Du Toit explains that ‘AI for good’ is all about ethics and building safeguards into the system to quickly pick up potentially unethical behaviour. He adds that being AI, it is already under heavy scrutiny, so it is crucial to strike the right balance in determining exactly what AI should and should not be used to solve.

“Remember that AI itself remains reliant on humans – we provide the parameters the technology uses, after all. A good example of how ethics comes into the AI argument is that of an AI-controlled self-driving car. In a situation where the machine has to decide whether to risk the life of the driver or the lives of two pedestrians, the real question has to be who decides on the parameters it uses to make such a decision, and who is ultimately liable for the accident? After all, if the AI is driving, wouldn’t the person who programmed it bear ultimate responsibility?

“Microsoft has also highlighted the potential impact of virtual and augmented reality (VR and AR) across a wide range of industries. AR, of course, offers enormous potential for sectors as varied as retail, construction, healthcare and education. One only has to think about something like an interior designer, using AR to walk a client through the actual building, while showing exactly what would be changed and how. This kind of augmentation will definitely have many future positive impacts, and is thus certainly worth studying.

“The fourth lesson learned is the benefit of using Office 365 Teamwork to significantly improve collaboration within the business. Teamwork helps to eliminate the silos that often hinder effective co-operation, by enabling users to more effectively track collaboration and interactions.
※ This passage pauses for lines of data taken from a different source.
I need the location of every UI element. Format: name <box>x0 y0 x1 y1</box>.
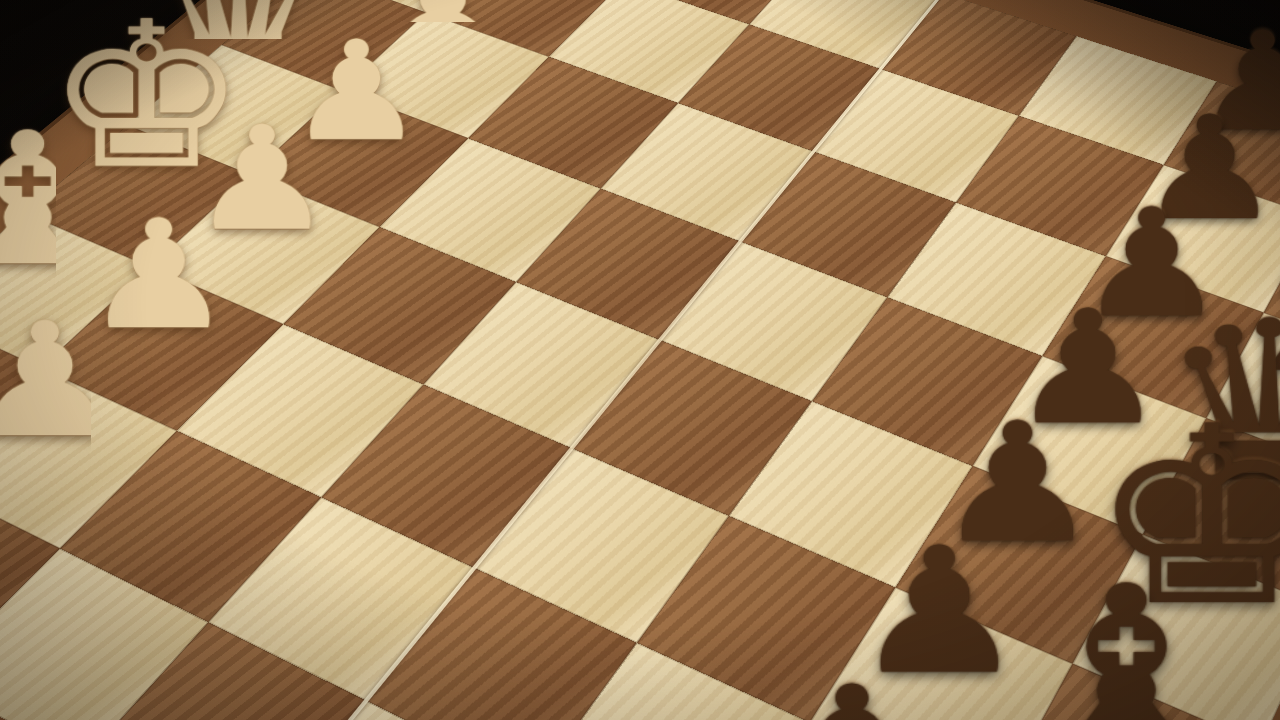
white-bishop-c1: ♝ <box>240 0 403 32</box>
chess-board: ♜♟♟♜♞♟♟♞♝♟♟♝♛♟♟♛♚♟♟♚♝♟♟♝♞♟♟♞♜♟♟♜ <box>0 0 1280 720</box>
chess-photo-scene: ♜♟♟♜♞♟♟♞♝♟♟♝♛♟♟♛♚♟♟♚♝♟♟♝♞♟♟♞♜♟♟♜ <box>0 0 1280 720</box>
board-wooden-frame: ♜♟♟♜♞♟♟♞♝♟♟♝♛♟♟♛♚♟♟♚♝♟♟♝♞♟♟♞♜♟♟♜ <box>0 0 1280 720</box>
square-d1[interactable]: ♛ <box>127 45 342 175</box>
square-g5[interactable] <box>366 568 637 720</box>
square-d3[interactable] <box>380 138 601 282</box>
square-g6[interactable] <box>534 643 809 720</box>
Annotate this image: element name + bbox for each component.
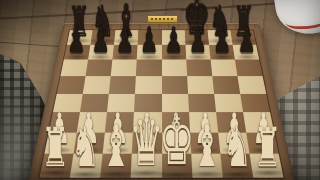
square-b6[interactable] — [86, 60, 113, 76]
piece-wB-c1[interactable]: ♝ — [101, 117, 131, 175]
piece-bP-h7[interactable]: ♟ — [237, 23, 255, 58]
piece-wN-b1[interactable]: ♞ — [71, 119, 100, 175]
piece-bP-e7[interactable]: ♟ — [164, 23, 182, 58]
square-c5[interactable] — [109, 76, 136, 93]
chess-photo-scene: ♜♞♝♚♞♜♟♟♟♟♟♟♟♟♟♟♟♟♟♟♟♟♜♞♝♛♚♝♞♜ — [0, 0, 320, 180]
piece-bP-g7[interactable]: ♟ — [213, 23, 231, 58]
square-h5[interactable] — [237, 76, 266, 93]
square-d6[interactable] — [136, 60, 161, 76]
piece-bP-c7[interactable]: ♟ — [116, 23, 134, 58]
square-e5[interactable] — [162, 76, 188, 93]
square-a5[interactable] — [57, 76, 86, 93]
piece-wR-a1[interactable]: ♜ — [41, 121, 69, 175]
piece-wN-g1[interactable]: ♞ — [223, 119, 252, 175]
piece-wB-f1[interactable]: ♝ — [192, 117, 222, 175]
piece-bP-a7[interactable]: ♟ — [67, 23, 85, 58]
square-f5[interactable] — [187, 76, 214, 93]
square-b5[interactable] — [83, 76, 111, 93]
square-d5[interactable] — [135, 76, 161, 93]
floor-seam — [0, 42, 66, 48]
square-f6[interactable] — [186, 60, 212, 76]
square-a6[interactable] — [60, 60, 88, 76]
piece-wR-h1[interactable]: ♜ — [254, 121, 282, 175]
piece-bP-f7[interactable]: ♟ — [189, 23, 207, 58]
square-g6[interactable] — [210, 60, 237, 76]
red-stripe — [285, 11, 320, 30]
piece-wK-e1[interactable]: ♚ — [159, 107, 194, 175]
square-e6[interactable] — [162, 60, 187, 76]
square-h6[interactable] — [235, 60, 263, 76]
square-c6[interactable] — [111, 60, 137, 76]
square-g5[interactable] — [212, 76, 240, 93]
piece-bP-d7[interactable]: ♟ — [140, 23, 158, 58]
piece-bP-b7[interactable]: ♟ — [91, 23, 109, 58]
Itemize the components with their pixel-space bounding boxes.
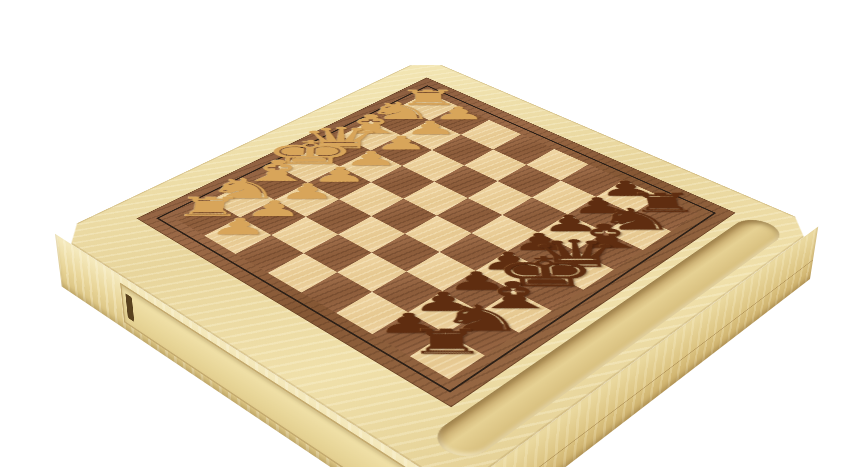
- square-g2: ♟: [240, 200, 306, 235]
- square-d5: [437, 198, 502, 233]
- square-f1: ♝: [244, 167, 307, 200]
- square-b2: ♟: [401, 120, 461, 150]
- knight-glyph: ♞: [203, 174, 284, 202]
- bishop-glyph: ♝: [332, 111, 410, 137]
- square-a4: [493, 134, 554, 165]
- rook-glyph: ♜: [397, 87, 461, 108]
- square-c2: ♟: [371, 135, 432, 166]
- pawn-glyph: ♟: [311, 164, 369, 184]
- square-c5: [468, 181, 532, 215]
- square-e4: [371, 199, 437, 234]
- square-c3: [402, 150, 464, 182]
- square-e2: ♟: [308, 166, 371, 199]
- pawn-glyph: ♟: [207, 215, 271, 238]
- pawn-glyph: ♟: [277, 181, 337, 202]
- square-a8: ♜: [633, 196, 698, 231]
- pawn-glyph: ♟: [595, 178, 658, 199]
- square-d1: ♛: [310, 136, 371, 167]
- square-e1: ♚: [278, 151, 340, 183]
- king-glyph: ♚: [261, 136, 357, 168]
- square-a6: [561, 164, 624, 197]
- square-b6: [532, 181, 596, 215]
- square-d4: [403, 182, 467, 216]
- pawn-glyph: ♟: [432, 104, 487, 122]
- bishop-glyph: ♝: [235, 156, 320, 185]
- knight-glyph: ♞: [364, 99, 436, 123]
- square-a5: [526, 149, 588, 181]
- rook-glyph: ♜: [171, 193, 247, 219]
- square-a2: ♟: [430, 106, 489, 135]
- square-d3: [371, 166, 434, 199]
- square-e3: [339, 182, 403, 216]
- square-b5: [498, 165, 561, 198]
- square-f2: ♟: [275, 183, 339, 217]
- pawn-glyph: ♟: [243, 197, 305, 219]
- square-a1: ♜: [400, 93, 458, 121]
- square-f3: [306, 199, 372, 234]
- box-frame-top: ♜♟♟♜♞♟♟♞♝♟♟♝♛♟♟♛♚♟♟♚♝♟♟♝♞♟♟♞♜♟♟♜: [55, 58, 818, 467]
- square-c6: [502, 197, 567, 232]
- square-a7: ♟: [596, 180, 660, 214]
- chess-box: ♜♟♟♜♞♟♟♞♝♟♟♝♛♟♟♛♚♟♟♚♝♟♟♝♞♟♟♞♜♟♟♜: [55, 58, 818, 467]
- pawn-glyph: ♟: [343, 148, 400, 168]
- queen-glyph: ♛: [296, 123, 384, 153]
- square-g1: ♞: [210, 183, 275, 217]
- pawn-glyph: ♟: [567, 194, 630, 216]
- chess-set-photo: ♜♟♟♜♞♟♟♞♝♟♟♝♛♟♟♛♚♟♟♚♝♟♟♝♞♟♟♞♜♟♟♜: [0, 0, 860, 467]
- square-a3: [461, 120, 521, 150]
- square-b3: [432, 135, 493, 166]
- pawn-glyph: ♟: [374, 133, 430, 152]
- scene: ♜♟♟♜♞♟♟♞♝♟♟♝♛♟♟♛♚♟♟♚♝♟♟♝♞♟♟♞♜♟♟♜: [0, 0, 860, 467]
- drawer-slot: [125, 293, 134, 322]
- square-c4: [434, 165, 497, 198]
- pawn-glyph: ♟: [404, 118, 459, 136]
- rook-glyph: ♜: [406, 324, 489, 358]
- rook-glyph: ♜: [624, 189, 702, 215]
- square-c1: ♝: [341, 121, 401, 151]
- square-b7: ♟: [568, 197, 633, 232]
- square-d2: ♟: [340, 151, 402, 183]
- square-b1: ♞: [371, 107, 430, 136]
- knight-glyph: ♞: [592, 204, 679, 234]
- square-b4: [464, 150, 526, 182]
What is important is that the ease with which it virtually brings together teams and resources, all in one place, regardless of the physical distance between them, fosters a far greater magnitude of productivity.”
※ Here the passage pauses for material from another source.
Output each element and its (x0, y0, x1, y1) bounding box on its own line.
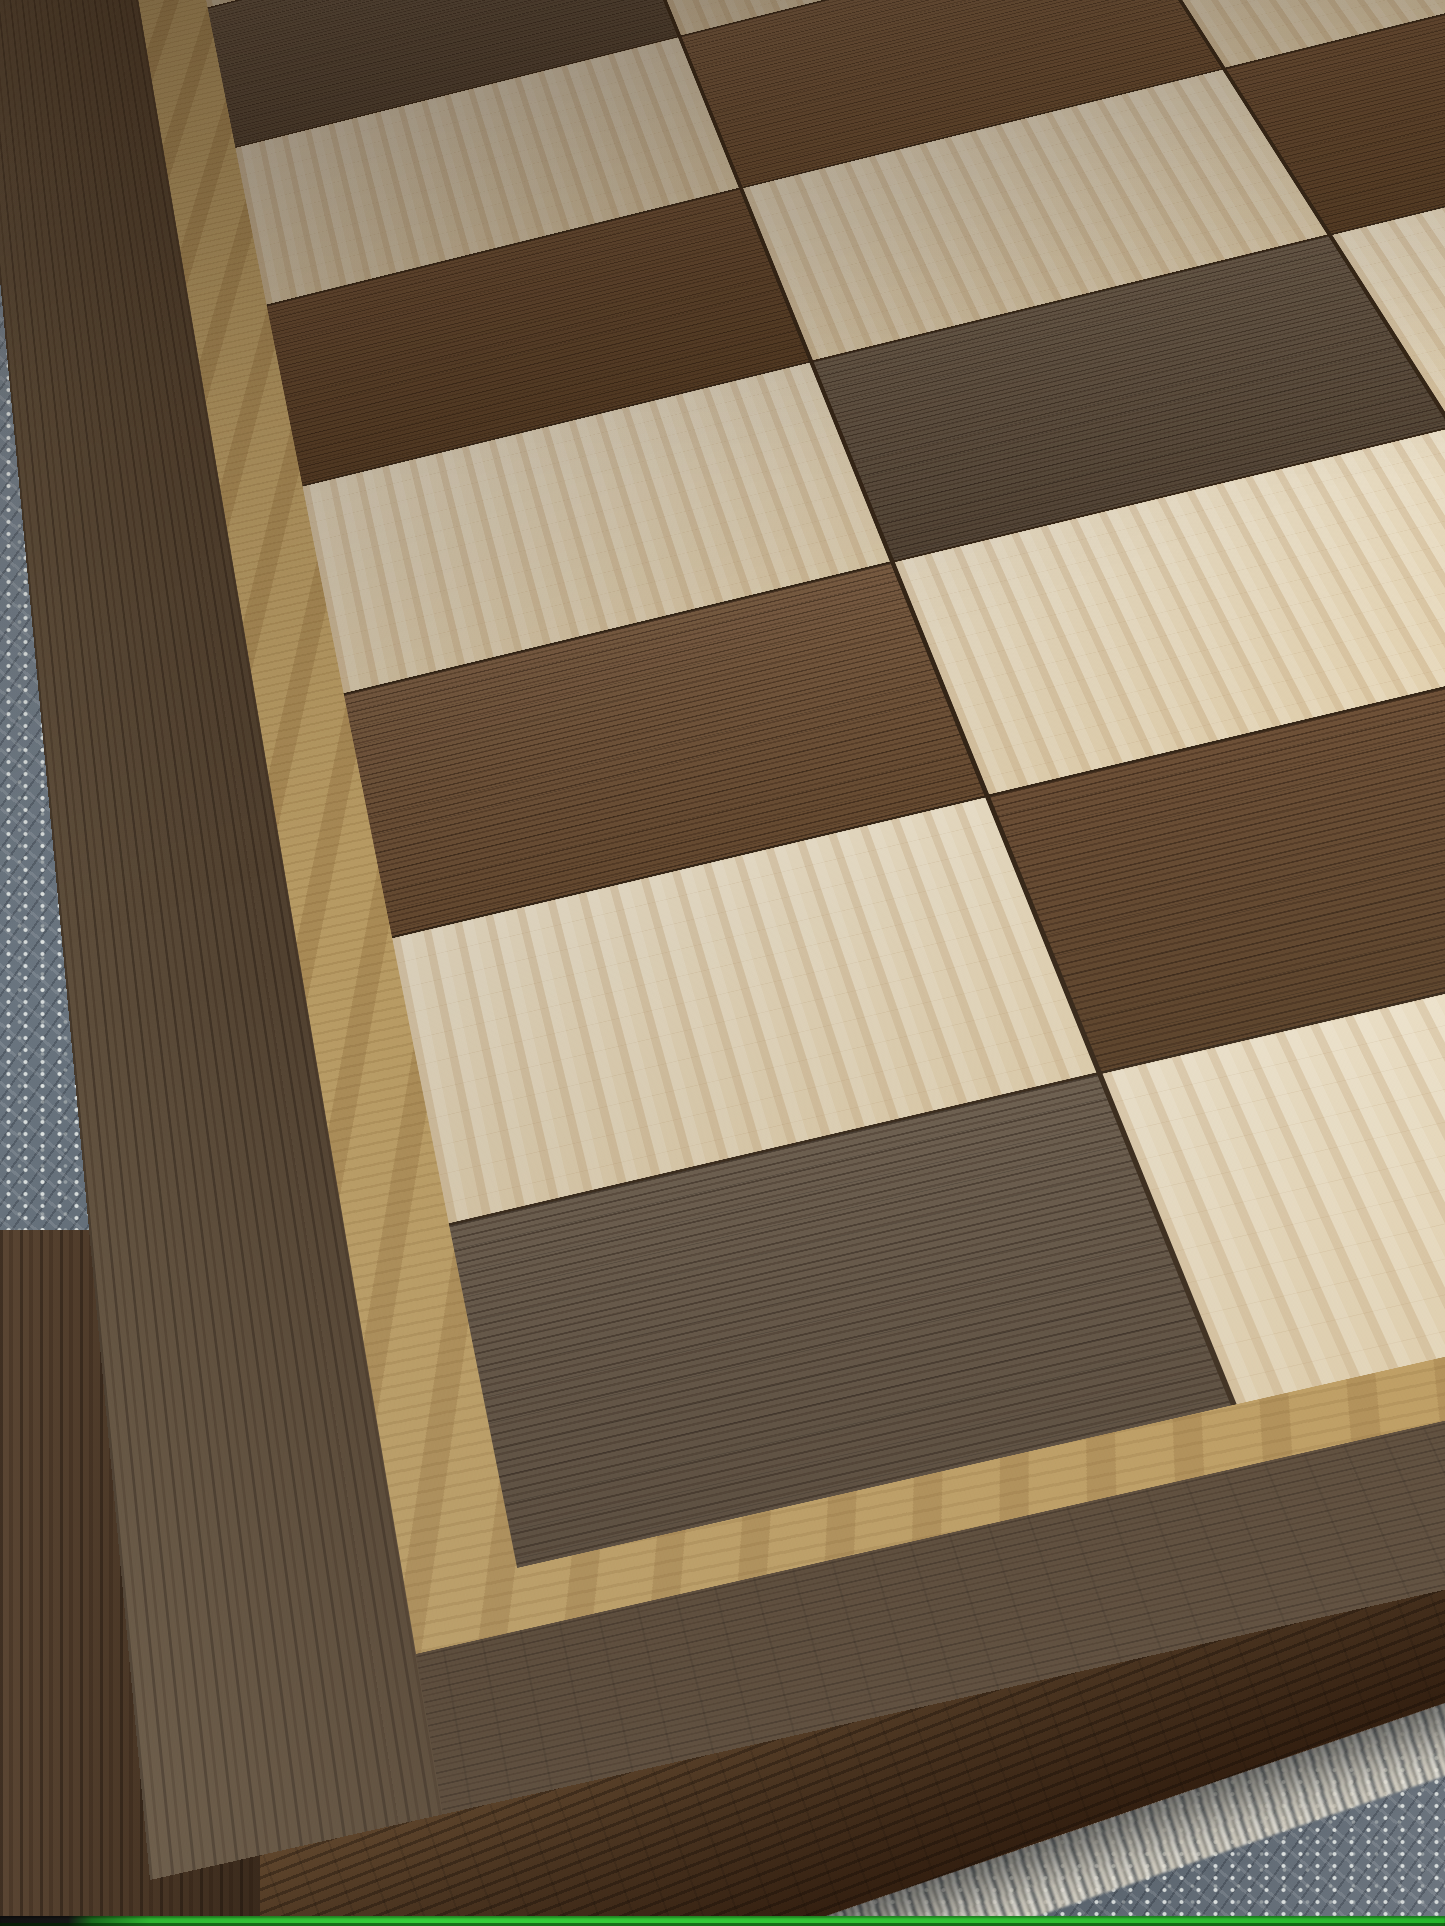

This, continues Du Toit, segues nicely into the fifth key learning, which is the importance Microsoft is now placing on ‘solutions’, rather than ‘technologies’.
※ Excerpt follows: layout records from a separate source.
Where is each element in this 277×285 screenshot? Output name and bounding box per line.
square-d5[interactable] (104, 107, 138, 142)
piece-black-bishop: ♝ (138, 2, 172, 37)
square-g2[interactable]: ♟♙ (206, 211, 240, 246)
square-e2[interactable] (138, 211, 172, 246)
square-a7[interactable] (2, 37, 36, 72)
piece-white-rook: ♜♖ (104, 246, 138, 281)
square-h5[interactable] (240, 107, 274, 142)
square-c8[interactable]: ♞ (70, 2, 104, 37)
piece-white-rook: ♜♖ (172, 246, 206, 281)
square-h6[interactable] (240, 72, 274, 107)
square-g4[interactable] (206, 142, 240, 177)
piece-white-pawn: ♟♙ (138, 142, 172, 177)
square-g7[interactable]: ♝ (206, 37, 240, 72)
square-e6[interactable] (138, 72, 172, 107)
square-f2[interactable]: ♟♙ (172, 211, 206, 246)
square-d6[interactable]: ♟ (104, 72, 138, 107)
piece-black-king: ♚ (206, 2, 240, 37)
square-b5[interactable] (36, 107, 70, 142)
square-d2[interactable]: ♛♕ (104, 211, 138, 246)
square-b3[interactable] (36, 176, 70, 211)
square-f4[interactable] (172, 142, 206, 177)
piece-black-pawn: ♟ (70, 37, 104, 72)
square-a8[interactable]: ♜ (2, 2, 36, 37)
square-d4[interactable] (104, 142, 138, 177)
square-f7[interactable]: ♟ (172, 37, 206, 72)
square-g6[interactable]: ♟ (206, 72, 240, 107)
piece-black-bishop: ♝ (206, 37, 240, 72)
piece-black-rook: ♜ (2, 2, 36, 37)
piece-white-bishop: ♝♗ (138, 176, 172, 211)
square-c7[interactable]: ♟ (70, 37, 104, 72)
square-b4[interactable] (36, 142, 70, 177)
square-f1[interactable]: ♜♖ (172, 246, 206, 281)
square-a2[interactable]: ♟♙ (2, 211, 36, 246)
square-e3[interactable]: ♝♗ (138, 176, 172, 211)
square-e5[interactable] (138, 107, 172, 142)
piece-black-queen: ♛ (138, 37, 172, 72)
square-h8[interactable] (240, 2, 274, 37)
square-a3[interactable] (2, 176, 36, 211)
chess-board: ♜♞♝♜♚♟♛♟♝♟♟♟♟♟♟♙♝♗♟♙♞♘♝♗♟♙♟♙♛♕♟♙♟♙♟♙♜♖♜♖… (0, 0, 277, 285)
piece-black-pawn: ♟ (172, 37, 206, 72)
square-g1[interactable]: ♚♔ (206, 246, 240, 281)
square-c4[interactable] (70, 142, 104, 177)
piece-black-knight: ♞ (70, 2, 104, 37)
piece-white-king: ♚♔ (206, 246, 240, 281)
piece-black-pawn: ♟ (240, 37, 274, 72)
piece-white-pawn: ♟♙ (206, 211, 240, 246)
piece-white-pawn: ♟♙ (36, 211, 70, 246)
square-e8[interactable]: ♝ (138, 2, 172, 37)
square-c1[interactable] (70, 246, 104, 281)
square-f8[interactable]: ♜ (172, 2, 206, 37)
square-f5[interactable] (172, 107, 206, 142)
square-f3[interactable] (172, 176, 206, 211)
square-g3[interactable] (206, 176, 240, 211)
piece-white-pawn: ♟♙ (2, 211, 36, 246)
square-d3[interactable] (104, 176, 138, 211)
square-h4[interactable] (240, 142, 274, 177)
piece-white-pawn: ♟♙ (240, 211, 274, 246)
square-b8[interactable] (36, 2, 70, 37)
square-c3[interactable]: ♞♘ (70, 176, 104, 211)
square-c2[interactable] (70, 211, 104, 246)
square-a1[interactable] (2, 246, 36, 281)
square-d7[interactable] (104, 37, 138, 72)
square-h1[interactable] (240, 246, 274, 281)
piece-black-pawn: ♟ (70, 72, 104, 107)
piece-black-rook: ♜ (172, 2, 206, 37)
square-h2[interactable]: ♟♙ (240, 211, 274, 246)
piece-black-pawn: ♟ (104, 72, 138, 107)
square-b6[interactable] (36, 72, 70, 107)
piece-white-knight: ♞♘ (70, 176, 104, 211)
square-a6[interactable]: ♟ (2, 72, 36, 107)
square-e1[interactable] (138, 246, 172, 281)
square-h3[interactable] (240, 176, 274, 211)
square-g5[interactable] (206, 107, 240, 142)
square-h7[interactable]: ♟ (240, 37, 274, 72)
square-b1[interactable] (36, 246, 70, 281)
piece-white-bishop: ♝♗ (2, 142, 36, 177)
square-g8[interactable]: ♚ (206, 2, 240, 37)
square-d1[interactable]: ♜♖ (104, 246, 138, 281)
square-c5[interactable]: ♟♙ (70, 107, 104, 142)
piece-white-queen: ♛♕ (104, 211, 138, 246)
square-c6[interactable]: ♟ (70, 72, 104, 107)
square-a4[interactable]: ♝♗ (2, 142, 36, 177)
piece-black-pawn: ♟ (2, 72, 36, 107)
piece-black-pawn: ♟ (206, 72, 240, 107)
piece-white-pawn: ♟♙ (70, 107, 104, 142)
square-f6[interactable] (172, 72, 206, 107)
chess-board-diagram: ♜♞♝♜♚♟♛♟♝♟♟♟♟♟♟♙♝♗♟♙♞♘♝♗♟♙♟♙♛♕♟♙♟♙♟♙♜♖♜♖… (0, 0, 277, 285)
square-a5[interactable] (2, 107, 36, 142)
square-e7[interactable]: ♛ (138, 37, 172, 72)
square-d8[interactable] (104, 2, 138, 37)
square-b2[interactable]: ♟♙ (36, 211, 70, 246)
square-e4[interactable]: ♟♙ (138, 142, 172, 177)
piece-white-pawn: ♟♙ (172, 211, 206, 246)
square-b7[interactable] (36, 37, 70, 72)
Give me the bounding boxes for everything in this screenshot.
“In the past, a technology was provided, along with a licence, to a multitude of customers, to use as they saw fit. However, in today’s world, it is far more important to be able to solve a customer’s specific challenge, and this can only be done by tailoring various technologies into a solution customised to meet their individual needs.”

“To this end, we – like Microsoft – are now intently focused on leading from the front, by evolving into a more agile, efficient and innovative business; one that focuses is on building the right solutions for our customers, so as to ensure that they are ready not only for the present, but also for the future,” he concludes.